THERE was a time — two generations ago — when Filipinos deeply loved their country and knew how to fight for their motherland’s freedom because it was the right thing to do.
The year was 1944. It had been two years since 100,000 Filipino and American troops in Bataan and Corregidor surrendered to an invading Japanese army. Filipinos have been waiting for General Douglas MacArthur to fulfill his famous “I shall return” pledge and liberate the Philippines, then a US colony. Over 200,000 guerrillas have been working behind enemy lines, continuing the resistance.
To keep the Filipinos’ spirits up, the Philippine commonwealth government, in exile in the United States, commissioned a poster. The task fell on a Filipino immigrant, Manuel Rey Isip, who left the Philippines in 1925 and settled in New York City. A talented artist, Isip drew illustrations for newspapers and movie posters for Columbia Pictures and 20th Century Fox.
The result was a propaganda poster, measuring 27 by 41 inches, that would make Isip famous. It depicts a wounded Filipino soldier about to hurl a grenade. With his left hand he holds aloft a Philippine flag — tattered but defiant — with the red field up, signifying that the country is in a state of war.
Fifteen thousand copies of “The Fighting Filipinos” poster were smuggled into the Philippines. It was quickly welcomed, especially by guerrilla groups, for it embodied the Filipino spirit of freedom.
Lopez Museum curators Ethel Villafranca and Ricky Francisco initially planned an exhibit to commemorate the 70th anniversary of the Battle of Manila and the end of World War II. Then they realized that the museum’s collection had so much more to share. “We discovered that our nation’s history can be categorized according to different types of propaganda,” says Francisco.
These days, think of the word “propaganda” and you’ll most likely associate it with lies, deceit and politicians. But a long time ago, the word didn’t have a pejorative definition — and, in fact, it was very much a part of Philippine history.
In 1872, Filipino emigres in Europe formed a literary and cultural organization, El Movimiento de Propaganda (The Propaganda Movement), to lobby Spain for reforms in its sole Asian colony. Among its famous members were Jose Rizal, Marcelo del Pilar and several others.
In 1889, they launched a biweekly Spanish-language magazine, La Solidaridad (Solidarity), which became the organ of the lobby group. Before the bolo and the gun, the pen was the instrument of democracy.
A rare copy of La Solidaridad is currently on display at the Lopez Museum, which is part of an exhibit, simply named “Propaganda.”. The exhibt runs until May 30.

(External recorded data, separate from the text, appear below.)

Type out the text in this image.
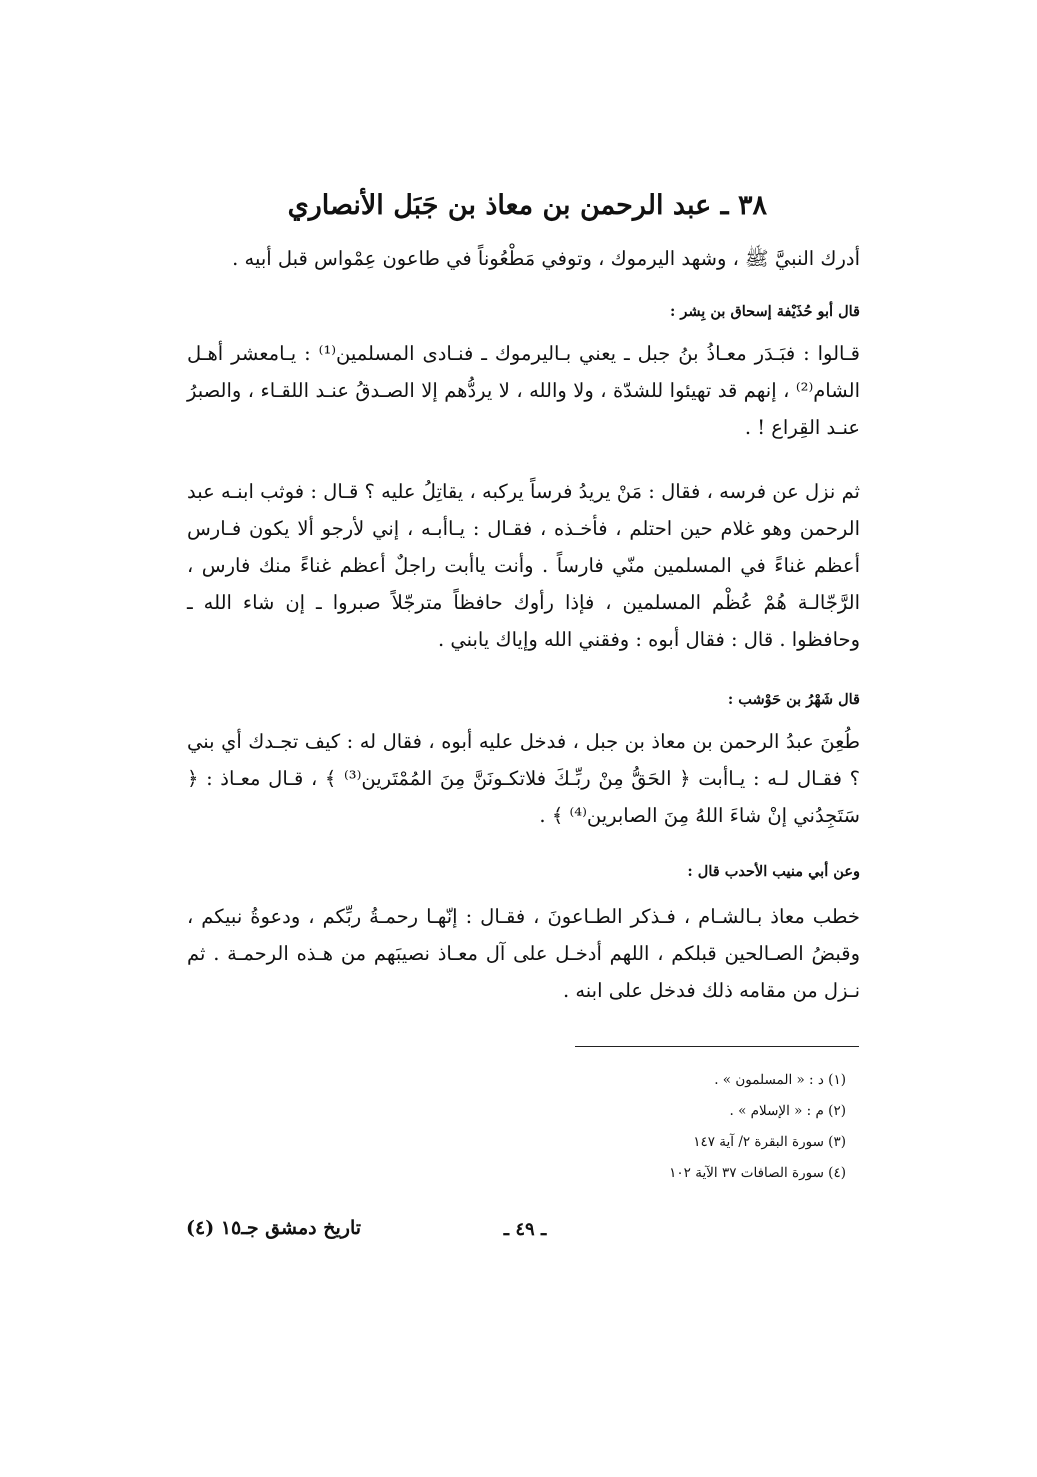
٣٨ ـ عبد الرحمن بن معاذ بن جَبَل الأنصاري
أدرك النبيَّ ﷺ ، وشهد اليرموك ، وتوفي مَطْعُوناً في طاعون عِمْواس قبل أبيه .
قال أبو حُذَيْفة إسحاق بن بِشر :
قـالوا : فبَـدَر معـاذُ بنُ جبل ـ يعني بـاليرموك ـ فنـادى المسلمين⁽¹⁾ : يـامعشر أهـل الشام⁽²⁾ ، إنهم قد تهيئوا للشدّة ، ولا والله ، لا يردُّهم إلا الصـدقُ عنـد اللقـاء ، والصبرُ عنـد القِراع ! .
ثم نزل عن فرسه ، فقال : مَنْ يريدُ فرساً يركبه ، يقاتِلُ عليه ؟ قـال : فوثب ابنـه عبد الرحمن وهو غلام حين احتلم ، فأخـذه ، فقـال : يـاأبـه ، إني لأرجو ألا يكون فـارس أعظم غناءً في المسلمين منّي فارساً . وأنت ياأبت راجلٌ أعظم غناءً منك فارس ، الرَّجّالـة هُمْ عُظْم المسلمين ، فإذا رأوك حافظاً مترجّلاً صبروا ـ إن شاء الله ـ وحافظوا . قال : فقال أبوه : وفقني الله وإياك يابني .
قال شَهْرُ بن حَوْشب :
طُعِنَ عبدُ الرحمن بن معاذ بن جبل ، فدخل عليه أبوه ، فقال له : كيف تجـدك أي بني ؟ فقـال لـه : يـاأبت ﴿ الحَقُّ مِنْ ربِّـكَ فلاتكـونَنَّ مِنَ المُمْتَرين⁽³⁾ ﴾ ، قـال معـاذ : ﴿ سَتَجِدُني إنْ شاءَ اللهُ مِنَ الصابرين⁽⁴⁾ ﴾ .
وعن أبي منيب الأحدب قال :
خطب معاذ بـالشـام ، فـذكر الطـاعونَ ، فقـال : إنّهـا رحمـةُ ربِّكم ، ودعوةُ نبيكم ، وقبضُ الصـالحين قبلكم ، اللهم أدخـل على آل معـاذ نصيبَهم من هـذه الرحمـة . ثم نـزل من مقامه ذلك فدخل على ابنه .
(١) د : « المسلمون » .
(٢) م : « الإسلام » .
(٣) سورة البقرة ٢/ آية ١٤٧
(٤) سورة الصافات ٣٧ الآية ١٠٢
ـ ٤٩ ـ
تاريخ دمشق جـ١٥ (٤)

Beside the magazine in a display case is a Spanish-language newspaper, La Independencia (Independence), a brainchild of Philippine Army chief General Antonio Luna, a member of the Propaganda Movement and one of La Solidaridad’s contributors before the Philippine Revolution.
Launched shortly after the Philippine declaration of independence in 1898, La Independencia was envisioned by Luna to help mold the new nation via hearts and minds. The paper was the most prominent among the nascent Philippine press.
Among its staff was soldier and writer Jose Palma, who wrote the original Spanish lyrics of the Philippine national anthem, published in La Independencia on September 3, 1899. Another staffer would gain immortality, academician Epifanio de los Santos, better known to Filipinos today by the initials EDSA, the main Manila highway that bears his name.
Inspiring as it may seem, what Villafranca and Francisco want from visitors, however, is for them to leave with another kind of inspiration. Whatever the forms of propaganda throughout Philippine history, as the two have discovered, the common message is that it is often about freedom from ills afflicting Filipino society.
“Research for this exhibit was a little bit hard emotionally because it was a reminder that we are just going around in circles,” says Villafranca. “It’s history repeating itself. It feels that we don’t learn from our history.”
Villafranca makes an example of a collection of editorial cartoons, published in the 1960s by the now-defunct Manila Chronicle newspaper. An arch critic of the dictator Ferdinand Marcos, the Chronicle was shuttered by the government in 1972 after Marcos declared martial law.
Depicted in the cartoons are some of the headaches that are very familiar to Filipinos today, such as corruption and politicians making empty promises. “Take a look at the editorial cartoons. If you remove the dates, you’d think that they were drawn only yesterday,” says Villafranca.
That the struggle for the nation’s destiny began in the hearts and minds of Filipinos with the Propaganda Movement was no wonder. As much of the population in his day was uneducated, Rizal once concluded that the Filipino intelligentsia like himself, the ilustrados, should run the country some day.
And the battle for hearts and minds continues to this day.
With the 2016 presidential elections nearing, Francisco and Villafranca urge voters to be discerning for the sake of the nation amid the barrage of propaganda that characterize Filipino politics.
“We could see that a lot of problems facing the nation 100 years ago are still the country’s problems now. We’re hoping that it’s not a hopeless situation,” says Francisco. “Of course, there have been a lot of changes. We have more freedoms today — and hopefully people will use those freedoms to create change.”